Friday, September 14, 2018

The Toxic Nature of the "No Excuses" Movement or The Value of Recovery

I get it. Many of us have been making excuses for our health for decades. "I'll start on a Monday... oops... I didn't prepare. I'll start next Monday." or "I can't afford a trainer/gym/workout program." or "My accountability went out the window." or "I have a holiday/event/vacation coming up." 

I get it. There are LOTS of 'excuses' for not taking your health seriously.

So many, that I often see folks doing something like #NoExcuses on sweaty selfies post workout.

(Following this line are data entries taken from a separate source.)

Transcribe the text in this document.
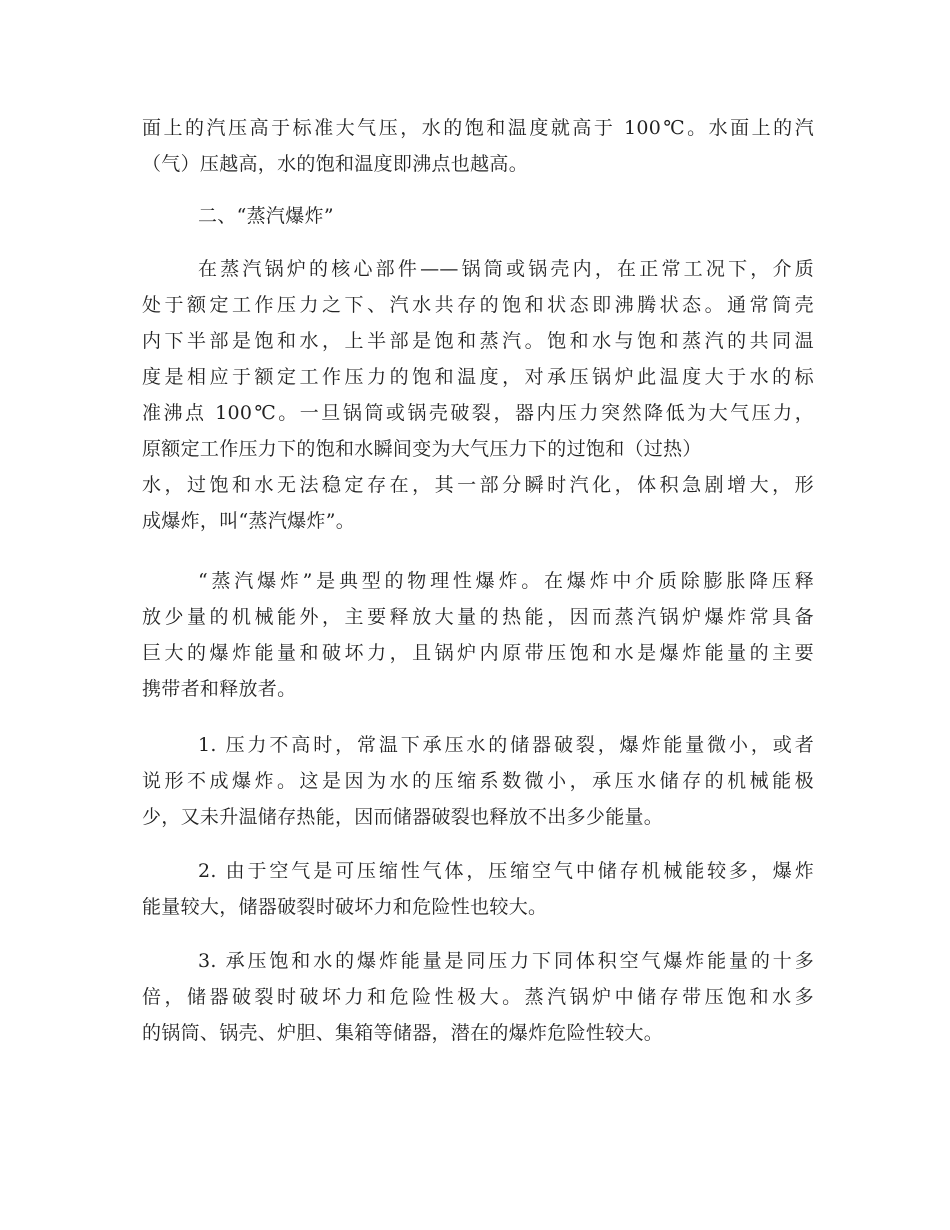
面上的汽压高于标准大气压，水的饱和温度就高于 100℃。水面上的汽
（气）压越高，水的饱和温度即沸点也越高。
二、“蒸汽爆炸”
在蒸汽锅炉的核心部件——锅筒或锅壳内，在正常工况下，介质
处于额定工作压力之下、汽水共存的饱和状态即沸腾状态。通常筒壳
内下半部是饱和水，上半部是饱和蒸汽。饱和水与饱和蒸汽的共同温
度是相应于额定工作压力的饱和温度，对承压锅炉此温度大于水的标
准沸点 100℃。一旦锅筒或锅壳破裂，器内压力突然降低为大气压力，
原额定工作压力下的饱和水瞬间变为大气压力下的过饱和（过热）
水，过饱和水无法稳定存在，其一部分瞬时汽化，体积急剧增大，形
成爆炸，叫“蒸汽爆炸”。
“蒸汽爆炸”是典型的物理性爆炸。在爆炸中介质除膨胀降压释
放少量的机械能外，主要释放大量的热能，因而蒸汽锅炉爆炸常具备
巨大的爆炸能量和破坏力，且锅炉内原带压饱和水是爆炸能量的主要
携带者和释放者。
1. 压力不高时，常温下承压水的储器破裂，爆炸能量微小，或者
说形不成爆炸。这是因为水的压缩系数微小，承压水储存的机械能极
少，又未升温储存热能，因而储器破裂也释放不出多少能量。
2. 由于空气是可压缩性气体，压缩空气中储存机械能较多，爆炸
能量较大，储器破裂时破坏力和危险性也较大。
3. 承压饱和水的爆炸能量是同压力下同体积空气爆炸能量的十多
倍，储器破裂时破坏力和危险性极大。蒸汽锅炉中储存带压饱和水多
的锅筒、锅壳、炉胆、集箱等储器，潜在的爆炸危险性较大。
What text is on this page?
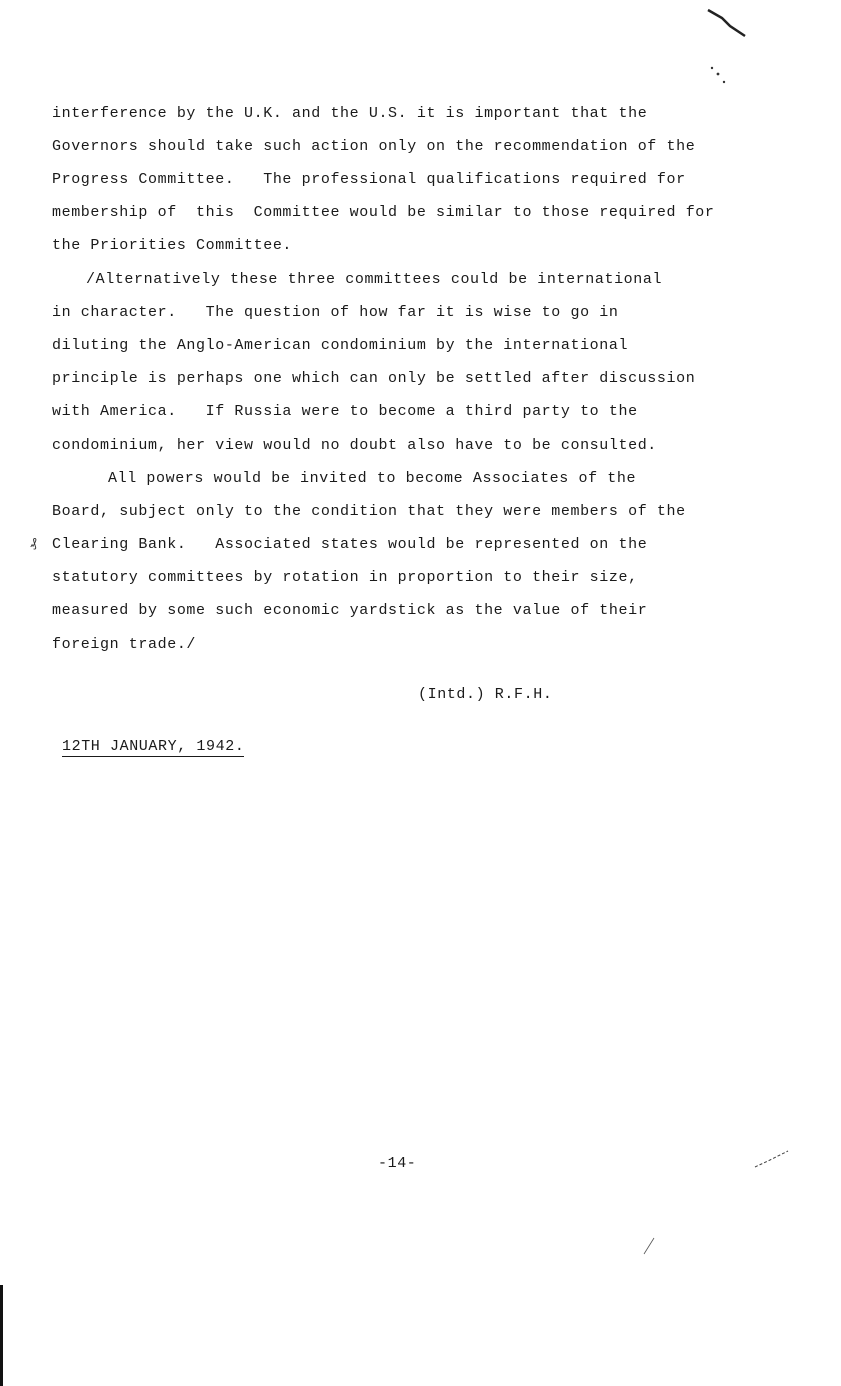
interference by the U.K. and the U.S. it is important that the
Governors should take such action only on the recommendation of the
Progress Committee.   The professional qualifications required for
membership of  this  Committee would be similar to those required for
the Priorities Committee.
/Alternatively these three committees could be international
in character.   The question of how far it is wise to go in
diluting the Anglo-American condominium by the international
principle is perhaps one which can only be settled after discussion
with America.   If Russia were to become a third party to the
condominium, her view would no doubt also have to be consulted.
All powers would be invited to become Associates of the
Board, subject only to the condition that they were members of the
Clearing Bank.   Associated states would be represented on the
statutory committees by rotation in proportion to their size,
measured by some such economic yardstick as the value of their
foreign trade./
₰
(Intd.) R.F.H.
12TH JANUARY, 1942.
-14-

Recently, I noticed someone shared that she felt like she was swallowing razor blades, but got her workout on anyway. Okay, we all workout through some sick days. The next day, she talked about getting chills and a fever, but she got her workout on anyway. Finally she was dx'd with strep, and she got a workout in anyway. Now, these are home workouts, so she's not going around a gym willy nilly infecting other people. But...

I had an enlightening conversation with a client who happened to be pregnant. We were talking about the "no excuses" movement and she passed along some wisdom from her doula. After the baby is born, she is to remain horizontal whenever possible. And she has a great point. After birth, no matter how the baby is born, women have a giant wound that can be healed with only 1 thing. Time.  In fact, in looking back, if I could have done 1 thing differently, it would have been to be more patient with myself and my healing process. 2 weeks after giving birth, I was coaching a strongman meet. Less than a month after having a kid, I was back in the gym. If I had really respected the wound that was healing, I might have given myself more grace and not attempted to live up to my namesake (The Bionic Woman).

In fact, I joined a few No Excuse Mom and Fit4Mom groups looking for answers to post partum fitness. And you know what I found out as I left those groups?

I was shamefully full of 'excuses.' I couldn't make workouts that didn't include kids because I had no child care. I couldn't make workouts that demanded I strap her into a stroller because I have a kid who thinks strollers are lined with barbed wire and will scream until she turns blue and passes out. If she doesn't start breathing within 1 minute, we start CPR. That's not something I wanted to deal with while trying to workout.

So there I was, neck deep in shame, and a bit lost. Without being able to workout, did that make me a failure?

 I ended up doing what I could, when I could, and I still believe that was the right call.

Here's the point of the matter -

I believe we have no greater tool at our disposal than honesty. 

Being honest with ourselves shows the clear line between the reasons and the bullshit (excuse my french) excuses.

Should we have excuses?
 In fact, I argue we ALL have something going on that is an obstacle to our goals.  We all have things crop up that mean the healthiest choice we can make is to modify or even miss a workout.
As a coach and trainer, I want my clients to meet their goals and look out for their health with honesty and clarity and above all, safety.
  Sure, sometimes that means we power through the sniffles, or modify like a mofo for injuries or other medical conditions.
  Example, I tweaked an ankle playing with my dog. So I modified my program from Olympic lifting to Deadlifts this week.
  But then I caught a cold. So I modified my intense deadlifts to a brisk hike with the dog.

  The cold moved into Bronchitis and an ear infection. RED ALERT! Time for a day of rest.

See, I like the basic idea behind the "No Excuses" but the truth is, there is NO SHAME in having a legitimate reason.  Maybe it should just be renamed "No Bullshit."

So pick 1 thing this week.
Get deeply honest about it.
Change is on the other side of shame.